Mit der Einrichtung der Baustelle und der Abnahme der Bronzefigur geht die künstlerische Umgestaltung „Schieflage (Karl Lueger 3,5)” in die Bauphase.
Die Kontextualisierung des Lueger-Denkmals befindet sich in der entscheidenden Phase der Realisierung am Platz selbst. Seit Mitte Januar wurde am Stubentor die Baustelle eingerichtet und das Denkmal eingerüstet. Vor wenigen Tagen wurde mit dem Anbringen der Informationstafeln zum Projekt und zum künstlerischen Entwurf „Schieflage (Karl Lueger 3,5)” von Klemens Wihlidal der letzte Schritt abgeschlossen. Zu den für die Umsetzung des künstlerischen Entwurfs notwendigen Bauarbeiten gehört die Abnahme der Bronzefigur, die am heutigen Donnerstag erfolgte. Die Fertigstellung der Kontextualisierung kann voraussichtlich im Sommer 2026 abgeschlossen werden.
Im Zuge der Vorbereitungsarbeiten wurde in Abstimmung mit dem Bundesdenkmalamt das zukünftige Erscheinungsbild der Oberflächen des Monuments festgelegt. Bis zur Fertigstellung der Kontextualisierung wird die Reinigung der Bronzefigur unter Beibehaltung der darunter liegenden, typischen grünen Patina erfolgen. Die abgeschlagenen Teile an den Skulpturen und Reliefs des Podests werden wiederhergestellt. Ebenso werden die im Zuge der Proteste aufgebrachten Farb- und Bitumenschichten am Denkmal entfernt (Generalplanung: Architekt Neumayer ZT GmbH).

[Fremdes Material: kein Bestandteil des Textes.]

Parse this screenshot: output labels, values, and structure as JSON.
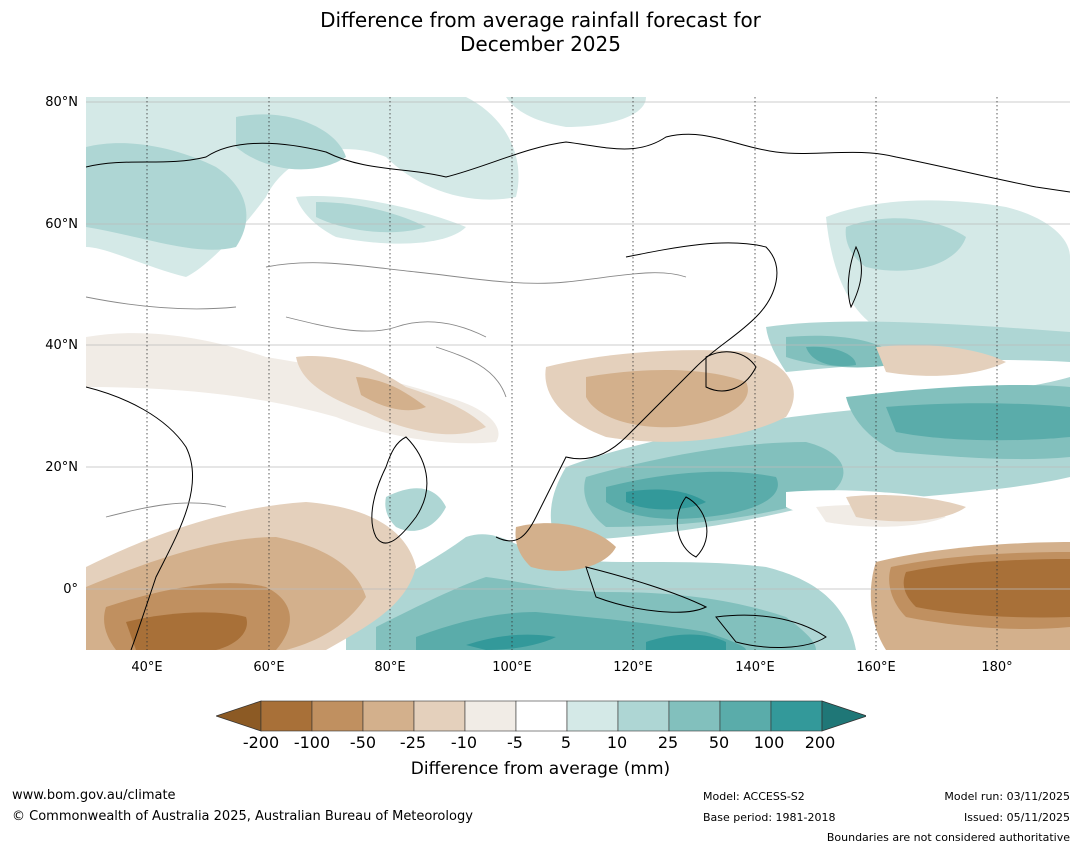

Lange wurde Karl Lueger, Wiener Bürgermeister von 1897 bis 1910, als herausragender Kommunalpolitiker geehrt, ohne dass seine Rolle als Begründer des populistischen Antisemitismus in Österreich thematisiert wurde. Heute wird diese unkommentierte Würdigung Luegers von der Öffentlichkeit nicht mehr akzeptiert. Im Zuge der weltweiten Auseinandersetzung rund um historisch belastete Denkmäler flammte 2020 auch die Diskussion in Zivilgesellschaft, Politik und Wissenschaft über die Person Luegers und das Lueger-Denkmal wieder auf.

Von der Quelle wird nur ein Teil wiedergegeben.